Virgin Australia will acquire Perth-based Skywest for an estimated $47 million and transform the airline into its regional arm, following this morning’s approval of the buyout by the Australian Government’s competition watchdog.
The move will see Skywest rebranded as Virgin Australia and take on Qantas’ own regional operation, QantasLink, flying secondary routes including the resources sector and charter services.
In announcing the deal last October, Virgin Australia CEO John Borghetti said it would “enable us to fast-track our advancement in the high growth fly-in-fly out and regional markets, increasing competition in these important segments.”
“We launched a regional partnership with Skywest in October 2011 and now we will be able to realise the full potential of the operation through developing a more integrated network, service and frequent flyer program,” Borghetti explained.
Borghetti has also set his sights on a controlling 60% stake in Tiger Airways Australia, on which the ACCC will make its call next Thursday, February 7.
If approved, it will complete Borghetti’s triple-play which sees Virgin Australia squaring off against Qantas, The Airline Formerly Known As Skywest taking on QantasLink for regional services, and Tiger Australia sharpening its low-cost claws to attack Jetstar.
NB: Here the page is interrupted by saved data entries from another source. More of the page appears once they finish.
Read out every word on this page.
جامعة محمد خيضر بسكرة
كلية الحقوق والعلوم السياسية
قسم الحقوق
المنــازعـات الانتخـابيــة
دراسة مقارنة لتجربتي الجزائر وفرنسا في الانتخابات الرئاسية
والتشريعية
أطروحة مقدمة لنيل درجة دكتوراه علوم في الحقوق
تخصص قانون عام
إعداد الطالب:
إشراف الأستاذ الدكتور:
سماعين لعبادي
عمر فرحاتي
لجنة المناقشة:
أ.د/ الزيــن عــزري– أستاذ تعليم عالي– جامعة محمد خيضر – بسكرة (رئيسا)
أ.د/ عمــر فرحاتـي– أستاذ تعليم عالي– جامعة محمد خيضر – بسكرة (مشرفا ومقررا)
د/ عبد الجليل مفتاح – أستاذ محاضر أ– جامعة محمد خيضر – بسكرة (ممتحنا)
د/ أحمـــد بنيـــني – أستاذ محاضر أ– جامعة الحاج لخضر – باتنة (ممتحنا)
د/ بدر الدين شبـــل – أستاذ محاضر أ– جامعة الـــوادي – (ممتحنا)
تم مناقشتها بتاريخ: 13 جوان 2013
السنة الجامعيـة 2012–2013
Borghetti wants to invest “up to $62.5 million” to allow Tiger Australia to boost its fleet from the current 11 aircraft to 35 by 2018, although he remains adamant that Tiger “will be run as a separate business with a separate board… it will not be polluted in any form of distraction and will remain true to the from the low-cost carrier concept.”
Borghetti also stressed that that Virgin and Tiger will not codeshare flights, saying “we have to make distinct separation in marketing, and manage consumer expectations on what they’re booking.”